Un parti politique composé de jeunes adhérents, dirigé par une femme, sans référence religieuse, mais toutefois « un parti conservateur qui préserve l’identité ». Tels sont les contours du nouveau parti, le 210ème en Tunisie depuis la révolution de 2011 s’il voyait le jour, que l’ex-dirigeant nahdaoui, Samir Dilou, rêve de créer. Pour contrer Kaïs Saïed ?
Diversion destinée à détourner l’attention de l’opinion publique sur les divisions internes au sein du parti islamiste Ennahdha? Lequel cherche manifestement à se repositionner sur l’échiquier politique, suite au coup de massue du 25 juillet? Le moins que l’on puisse dire, c’est que Samir Dilou est un homme politique atypique. Il ne cessera jamais de nous étonner par ses coups d’éclat. Et pour cause.
Pour rappel, Samir Dilou- avocat de son état, ancien membre de l’Assemblée constituante le 23 octobre 2011, ex-ministre des Droits de l’homme et de la Justice transitoire dans le gouvernement Hamadi Jebali- a été avec Abdellatif Mekki l’un des dirigeants nahdaouis de premier plan à quitter le navire de Montplaisir.
Et ce, en constituant en octobre 2020 le fameux Groupe des 100. Lequel, sacrilège suprême, avait contesté l’autorité pesante du leader historique du parti islamiste Rached Ghannouchi; sans toutefois chercher à tuer le père. Pour le moment.
Le programme populiste et racoleur de Samir Dilou
Dernière trouvaille? Lors d’une interview accordée hier, lundi 18 octobre 2021 à Shems FM, Samir Dilou a dessiné le profil du nouveau parti qu’il souhaite créer. A savoir: une formation politique composée de jeunes adhérents, dirigée par une femme. Cultivant une vision nationale, sans référence religieuse. Mais toutefois « un parti conservateur qui préserve l’identité ».
Une vision utopique de l’exercice de la chose publique? M.Dilou cherche-t-il à couper définitivement les amarres avec l’islam politique en n’ayant plus la religion comme référence tout en préservant le thème de l’identité? L’identité tunisienne ou l’identité arabo-musulmane, l’autre aspect « soft » de l’islamisme de la confrérie des Frères musulmans?
« Je suis en train de discuter avec des amis de toutes sensibilités politiques. Et ce, afin de mettre à jour un parti politique sans référence religieuse et qui sera relativement conservateur. Notamment en ce qui concerne l’identité », affirmait Dilou.
Et de préciser: « Il s’agit d’un nouveau parti présidé par une femme et composé majoritairement de jeunes dirigeants. Avec à la clé une vision nationale qui respecte l’identité. Et dont la politique se résume en une phrase: changer la vie des gens vers le meilleur ».
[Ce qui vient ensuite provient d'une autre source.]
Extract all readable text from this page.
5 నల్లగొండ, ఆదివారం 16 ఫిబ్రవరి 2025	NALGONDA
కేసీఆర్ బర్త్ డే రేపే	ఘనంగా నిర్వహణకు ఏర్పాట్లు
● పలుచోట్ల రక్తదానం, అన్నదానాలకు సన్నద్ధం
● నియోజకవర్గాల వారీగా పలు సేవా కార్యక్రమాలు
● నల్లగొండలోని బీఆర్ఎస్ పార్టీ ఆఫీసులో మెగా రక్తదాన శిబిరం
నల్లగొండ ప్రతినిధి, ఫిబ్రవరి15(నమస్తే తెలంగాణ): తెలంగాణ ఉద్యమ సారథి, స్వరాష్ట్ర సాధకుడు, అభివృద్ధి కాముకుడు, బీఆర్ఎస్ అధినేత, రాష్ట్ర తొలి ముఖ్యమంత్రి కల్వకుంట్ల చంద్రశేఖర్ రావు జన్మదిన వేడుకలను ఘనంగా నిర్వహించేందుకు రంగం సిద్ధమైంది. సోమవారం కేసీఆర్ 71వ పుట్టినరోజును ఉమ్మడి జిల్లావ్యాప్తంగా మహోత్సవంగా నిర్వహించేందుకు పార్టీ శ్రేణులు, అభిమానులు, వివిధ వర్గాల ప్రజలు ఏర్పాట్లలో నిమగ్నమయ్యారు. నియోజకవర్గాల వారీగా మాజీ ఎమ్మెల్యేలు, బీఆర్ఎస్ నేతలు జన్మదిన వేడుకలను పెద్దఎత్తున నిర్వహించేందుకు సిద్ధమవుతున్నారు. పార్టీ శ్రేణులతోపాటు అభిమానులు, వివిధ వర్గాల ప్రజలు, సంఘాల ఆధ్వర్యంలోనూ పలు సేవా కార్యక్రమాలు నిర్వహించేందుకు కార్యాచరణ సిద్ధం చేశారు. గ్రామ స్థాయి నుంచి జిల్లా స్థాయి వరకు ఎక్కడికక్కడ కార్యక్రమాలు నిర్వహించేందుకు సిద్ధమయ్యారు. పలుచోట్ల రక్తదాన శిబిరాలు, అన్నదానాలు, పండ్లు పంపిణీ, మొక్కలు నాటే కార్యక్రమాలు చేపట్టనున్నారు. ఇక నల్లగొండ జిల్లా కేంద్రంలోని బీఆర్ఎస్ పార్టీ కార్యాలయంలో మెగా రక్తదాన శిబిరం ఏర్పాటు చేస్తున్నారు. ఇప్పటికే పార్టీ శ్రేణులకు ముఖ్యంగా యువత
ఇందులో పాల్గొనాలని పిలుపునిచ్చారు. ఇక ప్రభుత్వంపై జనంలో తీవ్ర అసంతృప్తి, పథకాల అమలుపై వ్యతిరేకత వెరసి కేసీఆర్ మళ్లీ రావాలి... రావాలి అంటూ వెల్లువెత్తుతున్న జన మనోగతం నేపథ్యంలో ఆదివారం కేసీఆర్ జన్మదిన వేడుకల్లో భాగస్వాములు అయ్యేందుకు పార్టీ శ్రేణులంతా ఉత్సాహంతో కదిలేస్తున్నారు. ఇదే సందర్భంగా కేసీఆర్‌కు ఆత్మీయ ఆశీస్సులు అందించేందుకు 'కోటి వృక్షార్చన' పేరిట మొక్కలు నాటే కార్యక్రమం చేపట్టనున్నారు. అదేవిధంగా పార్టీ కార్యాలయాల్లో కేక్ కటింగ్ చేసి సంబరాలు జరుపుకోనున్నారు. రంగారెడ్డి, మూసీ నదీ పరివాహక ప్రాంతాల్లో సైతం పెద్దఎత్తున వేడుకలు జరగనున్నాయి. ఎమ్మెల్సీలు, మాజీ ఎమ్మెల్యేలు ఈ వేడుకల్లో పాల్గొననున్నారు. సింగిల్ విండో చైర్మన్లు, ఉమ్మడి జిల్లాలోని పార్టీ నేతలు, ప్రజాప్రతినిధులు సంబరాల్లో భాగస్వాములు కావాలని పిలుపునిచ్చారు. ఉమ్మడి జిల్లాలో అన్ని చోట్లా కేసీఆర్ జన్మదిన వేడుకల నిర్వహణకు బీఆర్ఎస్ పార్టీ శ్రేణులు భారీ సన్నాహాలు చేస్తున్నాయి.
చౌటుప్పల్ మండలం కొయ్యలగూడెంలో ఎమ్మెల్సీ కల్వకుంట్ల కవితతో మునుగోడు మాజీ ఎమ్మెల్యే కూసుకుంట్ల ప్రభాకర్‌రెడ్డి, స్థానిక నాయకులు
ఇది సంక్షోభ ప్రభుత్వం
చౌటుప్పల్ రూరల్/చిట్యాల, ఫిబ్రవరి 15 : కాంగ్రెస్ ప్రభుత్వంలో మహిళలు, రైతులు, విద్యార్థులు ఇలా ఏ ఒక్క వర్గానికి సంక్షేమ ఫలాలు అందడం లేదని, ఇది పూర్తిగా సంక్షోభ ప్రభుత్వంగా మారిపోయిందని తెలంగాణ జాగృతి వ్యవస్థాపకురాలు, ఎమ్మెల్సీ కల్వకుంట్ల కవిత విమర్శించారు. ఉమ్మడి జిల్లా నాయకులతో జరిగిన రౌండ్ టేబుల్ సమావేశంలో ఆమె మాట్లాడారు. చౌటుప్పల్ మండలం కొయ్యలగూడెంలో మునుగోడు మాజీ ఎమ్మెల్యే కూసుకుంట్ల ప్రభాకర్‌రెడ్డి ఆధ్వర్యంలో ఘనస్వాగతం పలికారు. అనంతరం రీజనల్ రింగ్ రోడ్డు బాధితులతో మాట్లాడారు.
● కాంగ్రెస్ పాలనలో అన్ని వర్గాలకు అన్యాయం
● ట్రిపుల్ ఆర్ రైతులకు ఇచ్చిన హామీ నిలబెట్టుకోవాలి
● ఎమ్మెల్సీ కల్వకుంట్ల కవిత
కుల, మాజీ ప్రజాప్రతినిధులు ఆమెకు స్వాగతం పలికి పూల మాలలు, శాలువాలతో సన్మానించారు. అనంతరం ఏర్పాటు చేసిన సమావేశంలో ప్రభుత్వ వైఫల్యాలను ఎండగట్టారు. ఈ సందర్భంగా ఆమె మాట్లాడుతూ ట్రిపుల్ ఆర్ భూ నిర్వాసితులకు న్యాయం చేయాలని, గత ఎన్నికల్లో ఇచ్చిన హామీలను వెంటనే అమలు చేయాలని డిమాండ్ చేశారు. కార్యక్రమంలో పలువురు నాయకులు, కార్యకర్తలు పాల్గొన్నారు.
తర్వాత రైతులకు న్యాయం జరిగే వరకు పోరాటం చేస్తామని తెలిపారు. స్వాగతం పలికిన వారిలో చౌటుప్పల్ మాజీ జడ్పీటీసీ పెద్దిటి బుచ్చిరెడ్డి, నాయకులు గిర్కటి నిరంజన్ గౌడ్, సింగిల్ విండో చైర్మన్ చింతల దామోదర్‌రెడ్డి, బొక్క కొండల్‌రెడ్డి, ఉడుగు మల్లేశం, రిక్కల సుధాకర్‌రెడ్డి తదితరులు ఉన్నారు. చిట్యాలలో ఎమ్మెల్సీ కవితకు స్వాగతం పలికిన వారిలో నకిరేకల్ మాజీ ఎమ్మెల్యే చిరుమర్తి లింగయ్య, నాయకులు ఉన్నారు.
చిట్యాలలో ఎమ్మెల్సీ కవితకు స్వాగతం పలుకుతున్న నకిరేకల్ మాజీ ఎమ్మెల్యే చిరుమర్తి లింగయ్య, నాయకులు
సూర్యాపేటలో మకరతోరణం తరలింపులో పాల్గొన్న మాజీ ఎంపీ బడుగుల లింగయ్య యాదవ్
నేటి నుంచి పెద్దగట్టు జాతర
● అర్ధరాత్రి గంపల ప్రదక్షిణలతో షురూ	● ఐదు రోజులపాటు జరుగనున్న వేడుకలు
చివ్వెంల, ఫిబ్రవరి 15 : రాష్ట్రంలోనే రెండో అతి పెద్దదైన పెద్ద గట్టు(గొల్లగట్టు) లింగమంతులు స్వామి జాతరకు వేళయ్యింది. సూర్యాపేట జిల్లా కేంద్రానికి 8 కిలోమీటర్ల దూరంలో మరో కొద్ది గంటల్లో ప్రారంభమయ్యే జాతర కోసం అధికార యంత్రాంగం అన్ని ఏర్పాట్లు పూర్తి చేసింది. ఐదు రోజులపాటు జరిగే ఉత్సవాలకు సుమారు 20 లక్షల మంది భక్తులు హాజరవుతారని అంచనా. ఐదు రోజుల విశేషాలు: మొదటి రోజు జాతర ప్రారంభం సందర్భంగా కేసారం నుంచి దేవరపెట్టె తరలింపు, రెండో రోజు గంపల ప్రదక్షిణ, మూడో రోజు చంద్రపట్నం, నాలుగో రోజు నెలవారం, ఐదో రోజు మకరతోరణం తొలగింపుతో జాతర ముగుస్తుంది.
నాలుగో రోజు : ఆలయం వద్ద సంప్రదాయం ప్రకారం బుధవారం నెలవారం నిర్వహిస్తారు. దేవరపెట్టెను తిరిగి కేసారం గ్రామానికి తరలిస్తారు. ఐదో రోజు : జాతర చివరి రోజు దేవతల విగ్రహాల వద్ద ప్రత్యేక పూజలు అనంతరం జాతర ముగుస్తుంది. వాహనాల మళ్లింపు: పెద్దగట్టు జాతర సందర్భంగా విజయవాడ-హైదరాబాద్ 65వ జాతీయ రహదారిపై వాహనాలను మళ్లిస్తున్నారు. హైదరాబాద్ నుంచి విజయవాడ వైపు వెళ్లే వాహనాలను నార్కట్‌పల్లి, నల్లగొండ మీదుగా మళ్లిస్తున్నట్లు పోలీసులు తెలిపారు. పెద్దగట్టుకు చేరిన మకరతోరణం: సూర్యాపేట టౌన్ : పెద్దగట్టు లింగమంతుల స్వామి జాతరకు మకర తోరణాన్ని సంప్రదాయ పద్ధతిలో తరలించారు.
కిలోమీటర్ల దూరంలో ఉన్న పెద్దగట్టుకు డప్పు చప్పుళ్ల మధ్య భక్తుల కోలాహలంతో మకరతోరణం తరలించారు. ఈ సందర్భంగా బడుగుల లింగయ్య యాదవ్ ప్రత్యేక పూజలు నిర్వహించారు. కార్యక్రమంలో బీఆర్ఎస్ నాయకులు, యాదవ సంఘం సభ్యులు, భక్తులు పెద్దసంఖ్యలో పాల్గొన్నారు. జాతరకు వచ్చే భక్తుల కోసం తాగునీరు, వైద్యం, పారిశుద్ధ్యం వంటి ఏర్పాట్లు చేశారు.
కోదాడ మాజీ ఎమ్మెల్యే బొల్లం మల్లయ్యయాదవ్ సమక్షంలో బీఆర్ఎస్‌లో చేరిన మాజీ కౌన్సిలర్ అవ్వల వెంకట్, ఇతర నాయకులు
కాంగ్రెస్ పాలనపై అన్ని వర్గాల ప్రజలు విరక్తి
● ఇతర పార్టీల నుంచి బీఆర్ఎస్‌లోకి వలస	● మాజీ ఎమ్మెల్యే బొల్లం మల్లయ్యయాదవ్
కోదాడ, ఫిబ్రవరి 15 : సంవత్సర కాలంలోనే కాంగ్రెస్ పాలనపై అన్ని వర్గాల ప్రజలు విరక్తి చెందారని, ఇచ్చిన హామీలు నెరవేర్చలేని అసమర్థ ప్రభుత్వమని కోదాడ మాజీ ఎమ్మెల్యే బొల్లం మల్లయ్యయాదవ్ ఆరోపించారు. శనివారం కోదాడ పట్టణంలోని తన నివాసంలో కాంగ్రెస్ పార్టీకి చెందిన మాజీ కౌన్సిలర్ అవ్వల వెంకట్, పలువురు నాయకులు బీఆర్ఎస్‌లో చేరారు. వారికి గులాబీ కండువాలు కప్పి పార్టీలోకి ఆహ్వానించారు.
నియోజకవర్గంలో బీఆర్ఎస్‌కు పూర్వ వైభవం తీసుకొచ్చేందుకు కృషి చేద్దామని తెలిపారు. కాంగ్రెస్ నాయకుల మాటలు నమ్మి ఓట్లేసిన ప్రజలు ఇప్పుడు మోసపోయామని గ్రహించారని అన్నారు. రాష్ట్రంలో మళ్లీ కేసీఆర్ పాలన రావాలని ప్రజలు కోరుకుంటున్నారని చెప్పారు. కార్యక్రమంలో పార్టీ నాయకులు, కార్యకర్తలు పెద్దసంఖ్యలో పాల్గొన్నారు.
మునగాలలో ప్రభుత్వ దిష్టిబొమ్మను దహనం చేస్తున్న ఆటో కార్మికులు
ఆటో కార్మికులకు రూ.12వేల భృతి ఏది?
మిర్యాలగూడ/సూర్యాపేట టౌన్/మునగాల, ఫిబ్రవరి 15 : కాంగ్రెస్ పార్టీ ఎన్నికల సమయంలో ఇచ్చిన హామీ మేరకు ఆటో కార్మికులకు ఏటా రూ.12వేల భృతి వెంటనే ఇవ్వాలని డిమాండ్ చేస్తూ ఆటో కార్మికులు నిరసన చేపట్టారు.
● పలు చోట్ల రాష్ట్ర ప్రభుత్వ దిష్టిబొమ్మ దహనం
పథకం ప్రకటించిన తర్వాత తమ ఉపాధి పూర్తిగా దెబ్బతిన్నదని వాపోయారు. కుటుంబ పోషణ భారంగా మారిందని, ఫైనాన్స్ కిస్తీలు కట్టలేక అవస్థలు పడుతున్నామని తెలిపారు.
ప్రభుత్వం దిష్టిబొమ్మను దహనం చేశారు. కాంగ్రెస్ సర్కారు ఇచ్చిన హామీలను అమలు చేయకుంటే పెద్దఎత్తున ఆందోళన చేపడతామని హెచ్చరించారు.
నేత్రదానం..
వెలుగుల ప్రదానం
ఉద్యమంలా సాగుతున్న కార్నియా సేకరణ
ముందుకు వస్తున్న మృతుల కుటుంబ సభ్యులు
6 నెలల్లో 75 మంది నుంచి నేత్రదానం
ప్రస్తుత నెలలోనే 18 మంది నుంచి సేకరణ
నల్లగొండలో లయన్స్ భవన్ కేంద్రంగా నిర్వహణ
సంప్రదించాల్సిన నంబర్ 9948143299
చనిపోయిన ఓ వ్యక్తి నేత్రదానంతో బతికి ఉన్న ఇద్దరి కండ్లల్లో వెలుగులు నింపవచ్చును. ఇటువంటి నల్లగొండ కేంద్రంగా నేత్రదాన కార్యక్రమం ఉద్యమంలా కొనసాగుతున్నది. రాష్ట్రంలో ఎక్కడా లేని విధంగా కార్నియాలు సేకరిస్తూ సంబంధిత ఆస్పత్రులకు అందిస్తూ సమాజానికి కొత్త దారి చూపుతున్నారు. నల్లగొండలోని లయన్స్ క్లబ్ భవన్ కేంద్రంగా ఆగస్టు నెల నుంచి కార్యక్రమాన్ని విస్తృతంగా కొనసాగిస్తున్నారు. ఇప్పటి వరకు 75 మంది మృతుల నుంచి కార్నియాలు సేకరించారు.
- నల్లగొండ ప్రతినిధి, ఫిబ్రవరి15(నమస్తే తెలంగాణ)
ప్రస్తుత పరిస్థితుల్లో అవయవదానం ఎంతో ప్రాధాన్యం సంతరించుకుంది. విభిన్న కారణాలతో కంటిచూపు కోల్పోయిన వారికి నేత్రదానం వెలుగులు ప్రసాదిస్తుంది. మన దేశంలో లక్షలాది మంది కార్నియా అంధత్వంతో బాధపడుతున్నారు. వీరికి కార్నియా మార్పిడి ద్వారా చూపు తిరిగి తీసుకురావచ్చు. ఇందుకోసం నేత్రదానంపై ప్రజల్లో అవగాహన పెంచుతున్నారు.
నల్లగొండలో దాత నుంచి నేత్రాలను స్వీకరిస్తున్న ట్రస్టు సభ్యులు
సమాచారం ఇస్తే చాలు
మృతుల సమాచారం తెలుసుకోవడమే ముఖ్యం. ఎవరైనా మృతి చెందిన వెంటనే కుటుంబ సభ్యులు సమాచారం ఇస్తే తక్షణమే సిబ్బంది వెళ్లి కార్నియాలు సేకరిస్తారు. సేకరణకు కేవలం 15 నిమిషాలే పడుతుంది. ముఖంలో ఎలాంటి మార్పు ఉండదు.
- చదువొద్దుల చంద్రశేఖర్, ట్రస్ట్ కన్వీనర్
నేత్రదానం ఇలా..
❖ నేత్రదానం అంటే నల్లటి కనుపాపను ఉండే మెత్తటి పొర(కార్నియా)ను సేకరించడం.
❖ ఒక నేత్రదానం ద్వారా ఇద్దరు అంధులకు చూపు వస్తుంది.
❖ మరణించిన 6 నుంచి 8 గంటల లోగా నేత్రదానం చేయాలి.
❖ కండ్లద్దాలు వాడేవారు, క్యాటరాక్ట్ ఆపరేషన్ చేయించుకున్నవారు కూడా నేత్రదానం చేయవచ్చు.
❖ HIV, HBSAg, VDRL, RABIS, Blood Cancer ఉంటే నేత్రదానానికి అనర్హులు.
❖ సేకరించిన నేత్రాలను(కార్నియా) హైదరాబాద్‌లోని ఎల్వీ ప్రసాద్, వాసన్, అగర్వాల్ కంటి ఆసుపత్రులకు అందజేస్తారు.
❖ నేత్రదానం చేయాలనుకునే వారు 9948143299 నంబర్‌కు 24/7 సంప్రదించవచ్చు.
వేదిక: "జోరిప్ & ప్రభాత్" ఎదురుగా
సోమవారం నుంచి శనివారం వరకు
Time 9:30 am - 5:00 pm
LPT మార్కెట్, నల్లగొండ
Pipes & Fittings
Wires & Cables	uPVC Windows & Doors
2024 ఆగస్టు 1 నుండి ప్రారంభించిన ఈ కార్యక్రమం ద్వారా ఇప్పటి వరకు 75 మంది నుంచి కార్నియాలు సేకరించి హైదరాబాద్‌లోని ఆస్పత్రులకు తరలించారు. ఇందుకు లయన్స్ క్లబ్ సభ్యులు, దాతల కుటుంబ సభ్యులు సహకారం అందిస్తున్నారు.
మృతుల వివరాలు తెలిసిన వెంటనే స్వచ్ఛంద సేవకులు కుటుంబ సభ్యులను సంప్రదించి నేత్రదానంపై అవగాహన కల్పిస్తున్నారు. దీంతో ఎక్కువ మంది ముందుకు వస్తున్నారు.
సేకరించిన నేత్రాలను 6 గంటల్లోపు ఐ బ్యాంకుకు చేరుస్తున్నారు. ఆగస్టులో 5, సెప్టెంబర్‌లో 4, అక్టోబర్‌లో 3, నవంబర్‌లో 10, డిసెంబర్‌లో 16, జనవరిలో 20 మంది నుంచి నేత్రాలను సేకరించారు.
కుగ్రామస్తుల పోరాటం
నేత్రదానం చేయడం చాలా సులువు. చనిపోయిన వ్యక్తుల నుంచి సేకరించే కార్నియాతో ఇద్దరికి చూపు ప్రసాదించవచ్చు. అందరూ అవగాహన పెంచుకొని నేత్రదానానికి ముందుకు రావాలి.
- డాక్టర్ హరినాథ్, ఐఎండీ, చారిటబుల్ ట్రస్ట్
Le Groupe des 100 transformé en un parti politique cent?
Un parti ouvert à tous? Que nenni! Ce nouveau parti ne devrait pas être « exclusivement » formé par les récents démissionnaires d’Ennahdha. Mais aussi par certains de ses amis qui pourraient en faire partie. Dixit Samir Dilou.
Un lapsus révélateur qui en dit long sur un non dit : il s’agirait en effet d’un nouveau parti « nationaliste » qui sera composé de membre du Groupe des 100, avec des « amis » pour ouvrir des horizons politiques. Et surtout un vernis moderniste avec la jeunesse, la présence d’une femme à la tête du parti. Le tout avec la vague promesse de « changer la vie des gens vers le meilleur ». Vaste programme populiste et racoleur.
Kaïs Saïed en point de mire
Mais pourquoi aujourd’hui? En réponse à l’animatrice sur l’opportunité de créer un nouveau parti dans les circonstances actuelles marquées par l’Etat d’exception, Samir Dilou n’a pas caché son hostilité aux mesures exceptionnelles prises par le président de la République, Kaïs Saïed le 25 juillet. « J’étais avec les mesures du 25 juillet, mais contre les mesures du 22 septembre 2021. Car le chef de l’Etat a utilisé la situation de l’avant 25 juillet 2021 pour faire main-basse sur le pouvoir. Certes, il y avait une vraie crise politique, mais le président de la République en a profité pour changer les règles du jeu ».
Et d’ajouter: « La bataille politique actuelle est entre ceux qui croient en la démocratie, dans laquelle il y a un équilibre des pouvoirs et des institutions. Et ceux qui ont une vision pouvant conduire à un État des masses ». Une référence à la démocratie représentative préconisée par le chef de l’Etat et « qui peut nous conduire à une « Jamahiriya » sans pétrole ». Ainsi ironisait Samir Dilou.